3 yaz çaycılık yapmış yeni mezun bir inşaat mühendisi olarak, "saçma sapan konuşmayın böyle karşılaştırma mı olur?" diyorum.

tamam, para gerçekten çok önemli. bunu kimse gözardı edemez. ve evet, çaycılık da kötü bir şey gibi sunulmamalı ben o üç yaz sayesinde şimdi kimseyle iletişim kurma problemi çekmiyorum (çaycılık yaptığım yer, bir siyasi partinin ilçe merkeziydi. bu yüzden milletvekiliyle de iletişim kurdum, yönetimdeki doktoru, avukatı, mühendisi, mimarıyla da iletişim kurdum. bunun yanında köylüsü eğitimsiziyle de iletişim kurdum.)

para önemli evet ama, "mühendisim" dediğinizde insanların dibi düşüyor gerçekten. ha, ben asıl bundan değil de, yaptığım işin sonucundan keyif alıyorum. o "ben yaptım bunu" cümlesinin nesnesi olan büyük iş, insana ayrı bir keyif veriyor.


mühendis adayı genç kardeşlerimizin hayal dünyasını gözlemlediğimiz versus. 10 yıl sonra 10k+ maaş alacağını düşünen varsa şimdiden söyleyeyim, yok öyle bir şey. bir mühendis olarak en yüksek ücreti alabileceğiniz sektör savunma sanayiidir, onun ardından da otomotiv sanayii gelir. bu iki sektörde de 10k ve üzeri maaş (net) alabilmeniz için ancak yönetici olmanız gerekir. dolayısıyla 7k maaşa çaycılık bulursanız, kapın askıyı çayları dağıtmaya başlayın. çünkü düşük bir ihtimalle on yıl sonra çaycının bugünkü kazancını alıyor olacaksınız ve o güne kadar kredi faizleri nedeniyle gelecekteki kazancınızı da şimdiden harcamışsınızdır. siktirtmeyin manevi tatmininizi, her yer mühendis amk neyin havasındasınız?

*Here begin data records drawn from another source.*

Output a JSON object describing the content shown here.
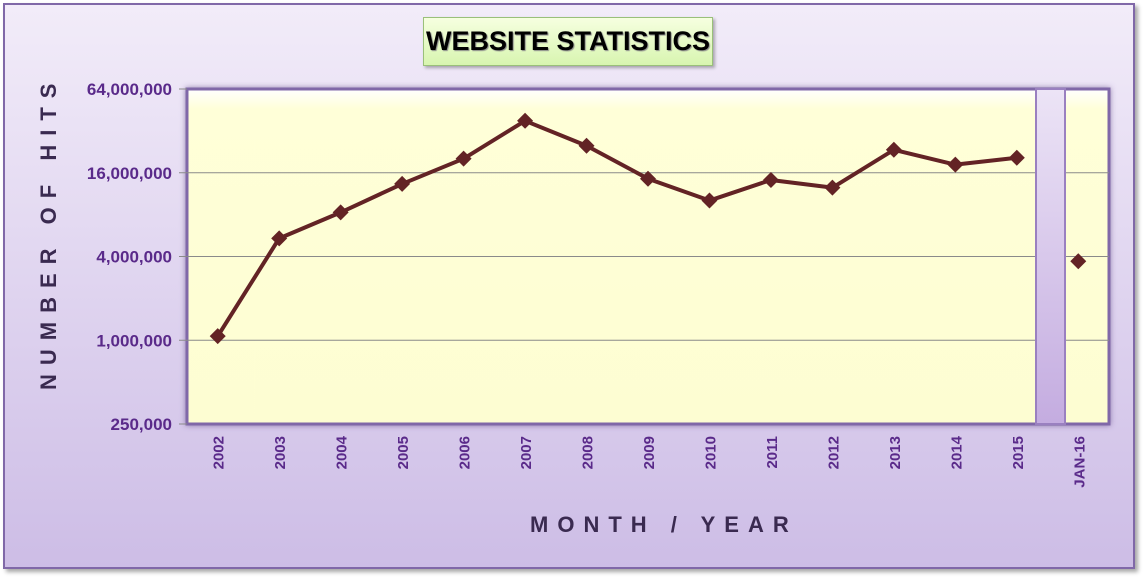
{
  "chart_data": {
    "type": "line",
    "title": "WEBSITE STATISTICS",
    "xlabel": "MONTH / YEAR",
    "ylabel": "NUMBER OF HITS",
    "yscale": "log",
    "ylim": [
      250000,
      64000000
    ],
    "yticks": [
      "64,000,000",
      "16,000,000",
      "4,000,000",
      "1,000,000",
      "250,000"
    ],
    "ytick_values": [
      64000000,
      16000000,
      4000000,
      1000000,
      250000
    ],
    "grid": true,
    "categories": [
      "2002",
      "2003",
      "2004",
      "2005",
      "2006",
      "2007",
      "2008",
      "2009",
      "2010",
      "2011",
      "2012",
      "2013",
      "2014",
      "2015",
      "JAN-16"
    ],
    "series": [
      {
        "values": [
          1070000,
          5400000,
          8300000,
          13300000,
          20200000,
          37800000,
          25000000,
          14500000,
          10100000,
          14200000,
          12500000,
          23400000,
          18300000,
          20500000,
          3700000
        ]
      }
    ],
    "connected_until": "2015",
    "colors": {
      "line": "#632325",
      "plot_bg": "#ffffd6",
      "frame": "#8068a8",
      "text": "#5a2a8a"
    }
  }
}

o çay ocağını mert'e hayır amaçlı tahsis etmediklerine göre, ve hikaye türkiye'de geçtiğine göre, çaycı mert borç içinde yüzmektedir ve stresten kafayı yemesine ramak kalmıştır. çünkü ayda 7000+ lira net gelir getiren o çay ocağının ihalesini kazanabilmek için bunun bilmem kaç katı kredi çekmiştir. ayrıca ihale mafyasından dayak yemiş, mafyaya, belediyeye, ve bilimum başka kişi ve kurumlara "ödeme, harç bedeli..vs" adı altında rüşvet vermek zorunda kalmıştır. seneye bu kadar para kazanabileceği de garanti değildir, çünkü bir bakmışsın hooop yeni ihale açmışlar, yandaş abdurrahman'a vermişler senin çay ocağını.

ya, işte böyle sevgili çaycı mert.

burası türkiye, büyük düşünmelisin, zikerler yoksa.